En 1789, l’idéal démocratique s’appuie sur la notion d’égalité. C’est Sieyès dans l’Essai sur les privilèges (1788) qui explique le mieux comment l’idée d’égalité s’est confondue avec le rejet de la figure du privilégié. Il faut dire pour comprendre ce rejet que, depuis le XVIème siècle au moins, la noblesse se considérait comme constituant une race à part, ce qui faisait dire à Sieyès que « le privilégié se considère avec ses collègues comme faisant un ordre à part, une nation choisie dans la nation ». A l’inverse, Sieyès définit la démocratie comme une société de semblables.
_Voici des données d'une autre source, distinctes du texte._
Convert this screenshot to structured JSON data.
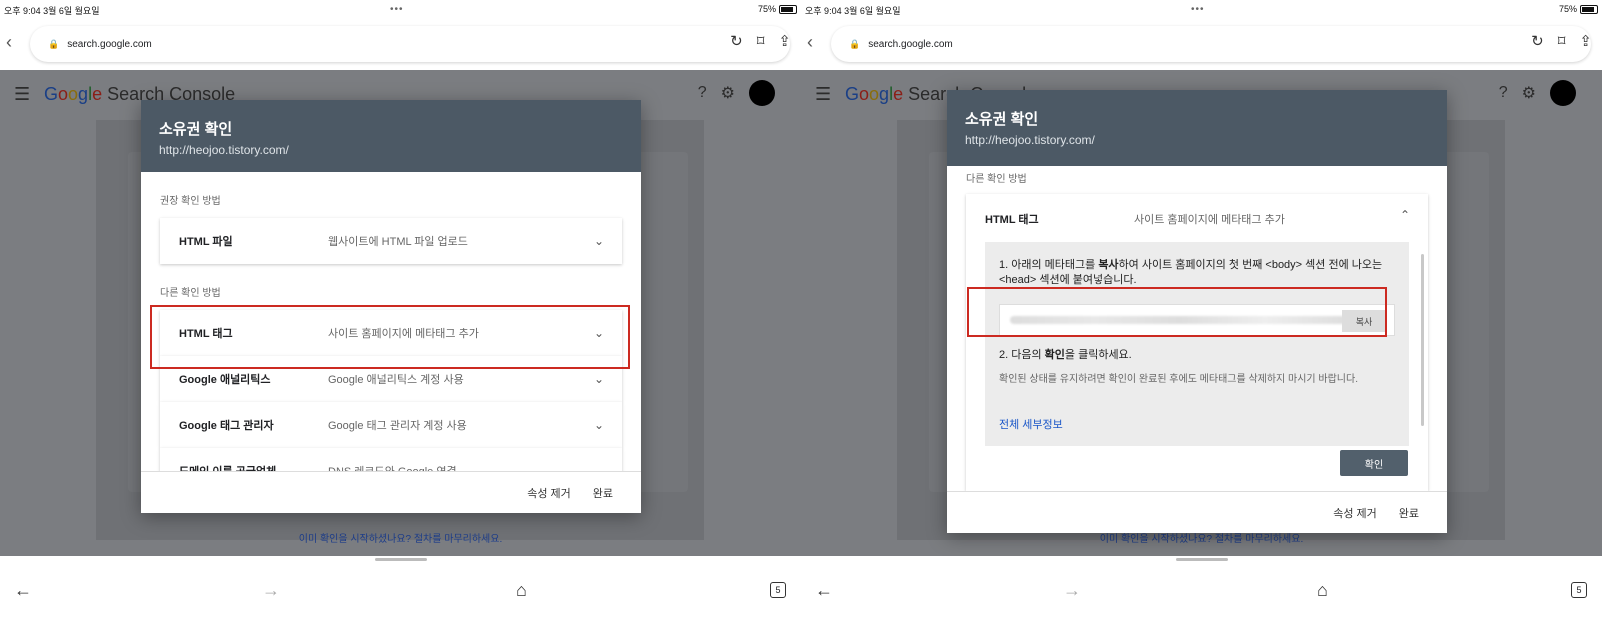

L’égalité-similarité de l’époque est une et globale, et il ne s’agit pas encore de distinguer les différentes formes d’égalité que sont l’égalité des droits, l’égalité des chances et l’égalité des situations. Par ailleurs, l’égalité des révolutionnaires ne s’oppose pas à la liberté ; les deux valeurs sont indissociables au moment de la Révolution et l’égalité est considérée comme étant la valeur matricielle. Cette égalité est alors avant tout une qualité démocratique plutôt qu’une mesure de la distribution des richesses. Selon Rosanvallon, c’est une égalité-relation qui s’articule autour de la similarité déjà évoquée, mais aussi de l’indépendance et de la citoyenneté. La similarité est de l’ordre de l’égalité-équivalence : être semblable, c’est présenter les mêmes propriétés essentielles, les différences restantes n’entachant pas la communauté d’essence fondamentale. L’indépendance est une égalité-autonomie : c’est à la fois l’idée d’un équilibre dans l’échange et d’une absence de subordination, autant de conditions tout à fait nécessaires au bon déroulement des transactions économiques. La citoyenneté est une égalité-participation, affirmée dans le cadre d’une communauté d’appartenance et d’activité civique qui la constitue. Sous la Révolution française, l’égalité est donc pensée par rapport aux trois figures possibles du lien social qui sont les droits de l’Homme (principe de similarité), le marché (principe d’indépendance) et le suffrage universel (principe de citoyenneté). Les inégalités économiques ne sont acceptables que si elles ne menacent pas l’épanouissement de ces différentes modalités de l’égalité-relation qui constituent la matrice de la société des égaux. Formulées dans un monde précapitaliste, ces représentations nouvelles vont être mises à mal par la révolution industrielle.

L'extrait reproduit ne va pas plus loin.